Santa Monica 2012

Klinck: we don’t need any more product

The investment and pension industry has created too much complexity and added too many costs, and must move towards more simplicity, executive vice president and member of the management committee of State Street, Jack Klinck, told delegates in an opening address at the Fiduciary Investors Symposium in Santa Monica.

Klinck observed four mega trends in the industry: globalisation, retirement savings, regulation and complexity.

“The industry has been good at innovating. But we’ve become too complex and added costs. I think we need to go in the direction of simplicity,” he says.

“Sophistication is elegant simplicity, not complication. There are more than 76,000 fund products around the world. We don’t need any more products.”

Klinck says for every 10 funds that are added to 401(k) offerings, the number of people making a choice decreases.
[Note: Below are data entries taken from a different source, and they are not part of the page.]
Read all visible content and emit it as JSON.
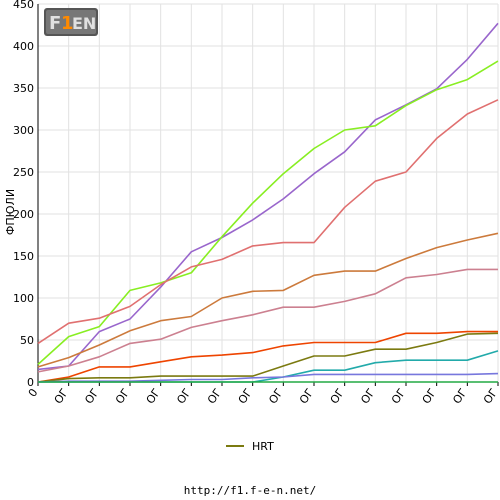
{
  "logo": {
    "text": "F1EN"
  },
  "footer": {
    "url": "http://f1.f-e-n.net/"
  },
  "legend": {
    "items": [
      {
        "label": "HRT",
        "color": "#7b7a10"
      }
    ]
  },
  "chart_data": {
    "type": "line",
    "title": "",
    "xlabel": "",
    "ylabel": "ФПЮЛИ",
    "ylim": [
      0,
      450
    ],
    "yticks": [
      0,
      50,
      100,
      150,
      200,
      250,
      300,
      350,
      400,
      450
    ],
    "categories": [
      "0",
      "ОГ",
      "ОГ",
      "ОГ",
      "ОГ",
      "ОГ",
      "ОГ",
      "ОГ",
      "ОГ",
      "ОГ",
      "ОГ",
      "ОГ",
      "ОГ",
      "ОГ",
      "ОГ",
      "ОГ"
    ],
    "grid": true,
    "legend_position": "bottom-center",
    "series": [
      {
        "color": "#9966cc",
        "values": [
          15,
          19,
          60,
          75,
          113,
          155,
          172,
          193,
          218,
          248,
          274,
          312,
          330,
          349,
          384,
          427
        ]
      },
      {
        "color": "#88ee22",
        "values": [
          21,
          54,
          66,
          109,
          118,
          130,
          173,
          213,
          248,
          278,
          300,
          305,
          329,
          348,
          360,
          382
        ]
      },
      {
        "color": "#e07070",
        "values": [
          46,
          70,
          76,
          90,
          116,
          137,
          146,
          162,
          166,
          166,
          208,
          239,
          250,
          290,
          319,
          336
        ]
      },
      {
        "color": "#cc7a3c",
        "values": [
          18,
          29,
          44,
          61,
          73,
          78,
          100,
          108,
          109,
          127,
          132,
          132,
          147,
          160,
          169,
          177
        ]
      },
      {
        "color": "#cc8090",
        "values": [
          12,
          19,
          30,
          46,
          51,
          65,
          73,
          80,
          89,
          89,
          96,
          105,
          124,
          128,
          134,
          134
        ]
      },
      {
        "color": "#ee4400",
        "values": [
          0,
          6,
          18,
          18,
          24,
          30,
          32,
          35,
          43,
          47,
          47,
          47,
          58,
          58,
          60,
          60
        ]
      },
      {
        "name": "HRT",
        "color": "#7b7a10",
        "values": [
          0,
          4,
          5,
          5,
          7,
          7,
          7,
          7,
          19,
          31,
          31,
          39,
          39,
          47,
          57,
          58
        ]
      },
      {
        "color": "#22aaaa",
        "values": [
          0,
          0,
          0,
          0,
          0,
          0,
          0,
          0,
          6,
          14,
          14,
          23,
          26,
          26,
          26,
          37
        ]
      },
      {
        "color": "#7777dd",
        "values": [
          0,
          1,
          1,
          1,
          2,
          3,
          3,
          5,
          6,
          9,
          9,
          9,
          9,
          9,
          9,
          10
        ]
      },
      {
        "color": "#22aa44",
        "values": [
          0,
          0,
          0,
          0,
          0,
          0,
          0,
          0,
          0,
          0,
          0,
          0,
          0,
          0,
          0,
          0
        ]
      }
    ]
  }
}
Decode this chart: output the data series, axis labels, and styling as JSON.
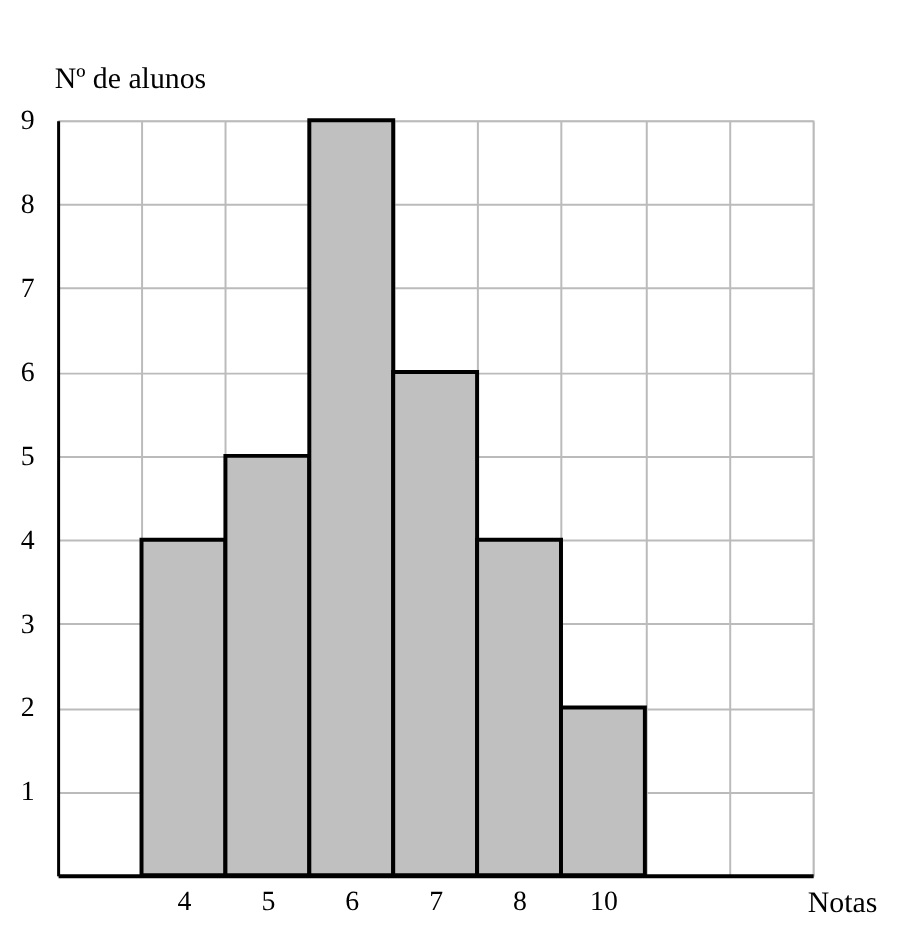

In addition, there is more money invested in cash than ever before.

“So, more products are not necessarily better.”

If a product or offering cannot be explained simply to someone outside the industry, Klinck says, then the chances are it’s not going to work.

Personal behaviours – such as trust and integrity – will also be important.

“With simplicity comes more understanding, and with more understanding comes trust,” he says.

Burrow: Take the lead

Klinck’s comments about simplicity were echoed by the general secretary of the International Trade Union Confederation, Sharan Burrow, who addressed issues of the global economy and the labour market, pointing out there were more than 200 million people around the world that were unemployed.

She believes that building economies has to be income-led growth and questioned the nature of fiduciary duty if institutional investments were not building economies.

“These funds can make a difference,” she says. “You are the leaders, but not if you follow the leader.”

Beware Japanisation

Also at the conference, chief executive of Hermes, Saker Nusseibeh, chaired a session on the economic and political impacts on global markets.

All the participants in the industry need to act more cooperatively, he says, advocating a holistic approach to investments, which includes a partnership between asset owners and providers.

Nusseibeh was joined on a panel by senior general manager of risk at the $1.23-trillion Japan Post Insurance Company, Ryujiro Miki, and professor of law at Georgetown University, Chris Brummer.

Miki, whose fund invests 77 per cent in Japanese government bonds, discussed the concept of “Japanisation” with the delegates. Arguing the US and European short-term interest rates were following the same pattern as Japanese interest rates from 1987.

“Japan invented quantitative easing. We are maybe at QE10 or QE15,” he says. “But the US announcing QE3 is an indication that QE2 didn’t work.”

The Japanese government has indicated it will list Japan Post Insurance in the near-to-medium-term future, and Miki thinks this would potentially have an effect on the market more widely.

“If we build the return-seeking portfolio, then this might have an effect on global markets,” he says.